Slow migration to latest browser version
The researchers' paper, entitled "Understanding the Web Browser Threat", shows that as of June 2008, only 59.1% percent of Internet users worldwide use the latest major version of their preferred web browser. Firefox users are the most attentive: 92.2% of them surfed with Firefox 2, the latest major version before the recently released 3.0. Only 52.5% of Microsoft Internet Explorer users have updated to version 7, which is the most secure according to multiple publicly-cited Microsoft experts (among them Sandi Hardmeier). The study revealed that 637 million Internet users worldwide who use web browsers are either not running the latest version of their preferred browser or have not installed the latest patches. These users are vulnerable to exploitation due to their web browser's "built-in" vulnerabilities and the lack of more recent security mechanisms such as improved phishing protection.
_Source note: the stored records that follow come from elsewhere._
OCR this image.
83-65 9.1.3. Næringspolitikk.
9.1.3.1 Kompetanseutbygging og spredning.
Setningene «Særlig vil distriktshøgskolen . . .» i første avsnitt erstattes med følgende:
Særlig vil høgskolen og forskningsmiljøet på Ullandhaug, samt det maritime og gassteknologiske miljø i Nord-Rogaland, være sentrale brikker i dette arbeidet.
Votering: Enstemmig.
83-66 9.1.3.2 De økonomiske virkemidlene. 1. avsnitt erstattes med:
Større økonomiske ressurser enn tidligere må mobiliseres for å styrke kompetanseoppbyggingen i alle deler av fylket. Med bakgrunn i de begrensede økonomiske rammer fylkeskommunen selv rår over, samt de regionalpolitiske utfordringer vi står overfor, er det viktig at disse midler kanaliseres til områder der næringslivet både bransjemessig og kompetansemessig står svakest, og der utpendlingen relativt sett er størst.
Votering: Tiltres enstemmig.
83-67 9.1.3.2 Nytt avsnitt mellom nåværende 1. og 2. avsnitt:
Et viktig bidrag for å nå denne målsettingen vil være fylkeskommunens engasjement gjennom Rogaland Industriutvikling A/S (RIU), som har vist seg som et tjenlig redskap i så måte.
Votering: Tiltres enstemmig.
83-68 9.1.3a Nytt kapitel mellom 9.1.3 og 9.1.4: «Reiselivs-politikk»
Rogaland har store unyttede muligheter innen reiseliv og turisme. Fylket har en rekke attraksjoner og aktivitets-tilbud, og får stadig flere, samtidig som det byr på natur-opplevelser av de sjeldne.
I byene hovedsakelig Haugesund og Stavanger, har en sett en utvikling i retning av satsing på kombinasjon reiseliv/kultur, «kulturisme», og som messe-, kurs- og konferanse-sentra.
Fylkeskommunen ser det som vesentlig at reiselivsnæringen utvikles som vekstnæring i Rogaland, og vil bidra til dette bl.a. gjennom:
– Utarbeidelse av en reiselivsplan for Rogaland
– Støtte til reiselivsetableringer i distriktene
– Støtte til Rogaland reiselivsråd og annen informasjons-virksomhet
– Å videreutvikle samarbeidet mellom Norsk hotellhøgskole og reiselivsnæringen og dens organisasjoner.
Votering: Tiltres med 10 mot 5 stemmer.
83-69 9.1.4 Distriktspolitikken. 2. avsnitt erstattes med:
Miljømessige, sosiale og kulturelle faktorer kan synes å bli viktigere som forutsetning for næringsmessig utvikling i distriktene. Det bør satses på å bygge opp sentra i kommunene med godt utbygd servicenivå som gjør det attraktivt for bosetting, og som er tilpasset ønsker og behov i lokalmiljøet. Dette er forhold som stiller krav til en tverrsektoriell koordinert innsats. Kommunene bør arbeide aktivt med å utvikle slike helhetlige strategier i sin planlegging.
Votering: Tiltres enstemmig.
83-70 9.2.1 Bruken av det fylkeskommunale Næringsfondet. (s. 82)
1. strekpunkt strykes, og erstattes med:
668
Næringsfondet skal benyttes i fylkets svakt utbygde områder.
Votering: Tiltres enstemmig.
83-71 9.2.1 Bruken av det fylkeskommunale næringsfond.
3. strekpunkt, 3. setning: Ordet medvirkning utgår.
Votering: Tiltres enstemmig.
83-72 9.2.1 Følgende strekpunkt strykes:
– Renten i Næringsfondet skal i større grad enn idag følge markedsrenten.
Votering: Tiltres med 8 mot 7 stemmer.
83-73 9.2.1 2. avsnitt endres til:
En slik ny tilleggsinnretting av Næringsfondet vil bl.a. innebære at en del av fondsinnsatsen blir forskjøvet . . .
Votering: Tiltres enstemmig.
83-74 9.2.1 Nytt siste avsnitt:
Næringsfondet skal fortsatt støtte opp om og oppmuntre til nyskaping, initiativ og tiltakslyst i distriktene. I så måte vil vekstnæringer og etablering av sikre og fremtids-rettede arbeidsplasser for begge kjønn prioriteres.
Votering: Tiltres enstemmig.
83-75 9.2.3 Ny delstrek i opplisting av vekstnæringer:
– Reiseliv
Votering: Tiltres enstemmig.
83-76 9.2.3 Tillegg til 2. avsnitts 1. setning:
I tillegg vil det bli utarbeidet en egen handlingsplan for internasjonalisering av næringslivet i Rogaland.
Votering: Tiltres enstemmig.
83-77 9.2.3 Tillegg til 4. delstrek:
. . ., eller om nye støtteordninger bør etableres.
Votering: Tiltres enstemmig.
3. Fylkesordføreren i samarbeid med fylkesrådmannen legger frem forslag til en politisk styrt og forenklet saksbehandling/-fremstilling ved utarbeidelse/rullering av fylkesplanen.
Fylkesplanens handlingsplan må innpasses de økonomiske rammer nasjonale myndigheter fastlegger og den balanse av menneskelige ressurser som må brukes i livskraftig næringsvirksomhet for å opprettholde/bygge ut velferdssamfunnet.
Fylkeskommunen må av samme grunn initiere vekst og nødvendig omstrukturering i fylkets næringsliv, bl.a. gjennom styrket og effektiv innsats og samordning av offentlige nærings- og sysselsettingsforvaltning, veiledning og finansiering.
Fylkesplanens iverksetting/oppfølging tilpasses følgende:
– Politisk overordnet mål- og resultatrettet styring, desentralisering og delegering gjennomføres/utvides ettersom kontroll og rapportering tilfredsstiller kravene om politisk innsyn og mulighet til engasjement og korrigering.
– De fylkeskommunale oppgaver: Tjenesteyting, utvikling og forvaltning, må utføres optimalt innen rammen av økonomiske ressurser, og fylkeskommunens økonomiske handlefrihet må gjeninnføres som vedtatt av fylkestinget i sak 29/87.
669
Neglected security patches
Over the past 18 months, the study also shows, a maximum of 83.3% of Firefox users were using the latest major version of the web browser and also had all current patches installed (i.e. latest minor version). Only 56.1% and 47.6% of Opera and Internet Explorer users, respectively, were similarly utilizing fully-patched web browsers. Apple users are no better: since the public release of Safari 3, only 65.3% of users operate the latest Safari version.
Maximum measured share of users surfing the web with the most secure versions of Firefox, Safari, Opera and Internet Explorer in June 2008 as seen on Google websites.
Obsolete browser warning
The study's most important finding is that technical measures now in place do not sufficiently guarantee browser security, and that users' security awareness must be further developed. The problem is that most users are unaware that they are not using their browser's latest version. It must be made clear to web browser users that outdated software is associated with significantly higher risk. The researchers therefore suggest that, as a critical component of web software, a visible warning be instituted that warns the user of missing security patches in a way analogous to the 'best before' date in the perishable food industry. Software updates must also be made easier to find. The resulting transparency would go far in contributing to end user awareness of software weaknesses, and allow users to better evaluate risks.
Example "best before" implementation on a Web browser
As a side effect, having users migrate faster to the latest browser version would not only increase security but also make the lives of webmasters easier, as they would need to test and optimize websites for fewer older versions of web browsers.
That's all fine and dandy, but here in the good ol' US of A well more than 50% of the country still has no access to broadband, and the broadband services they CAN use (like Hughes) actually have policies in place that make patching a machine that's been offline more than a few months (or has never had patches applied) near impossible.
ReplyDeleteIt's simply absolute folly to rely on security on the users' end. As hosts, webmasters and industry professionals, we simply have to prevent them from accessing dangerous content (like through DNS filters), or by being far more aggressive in filtering user-supplied content to our sites, thus preventing that avenue of attack.
It's also disingenuous to claim that IE7 or FF3 are the 'most current' versions. Quite a few of my local clients are still using Windows 2000, Windows 98, and OSX 10.2 - which do not support 'current' versions of IE or Firefox.
ReplyDeleteNice Post.
ReplyDeleteNeglected security patchesOver the past 18 months, the study also shows, a maximum of 83
ReplyDelete@shawn k. hall:
ReplyDeleteFF3 will work with Windows 2000. They have abandoned support for Windows 98, though.
Shawn: I'm using Firefox 3 on Windows 2000.
ReplyDeleteI disagree with the conclusion, though. The best thing that Microsoft could do to get people to update Internet Explorer would be to give people the option of EASILY rolling back the dubious Vista-style user interface "improvements" in IE7.
Because IE7 is the biggest roadblock to people who are happy with IE6.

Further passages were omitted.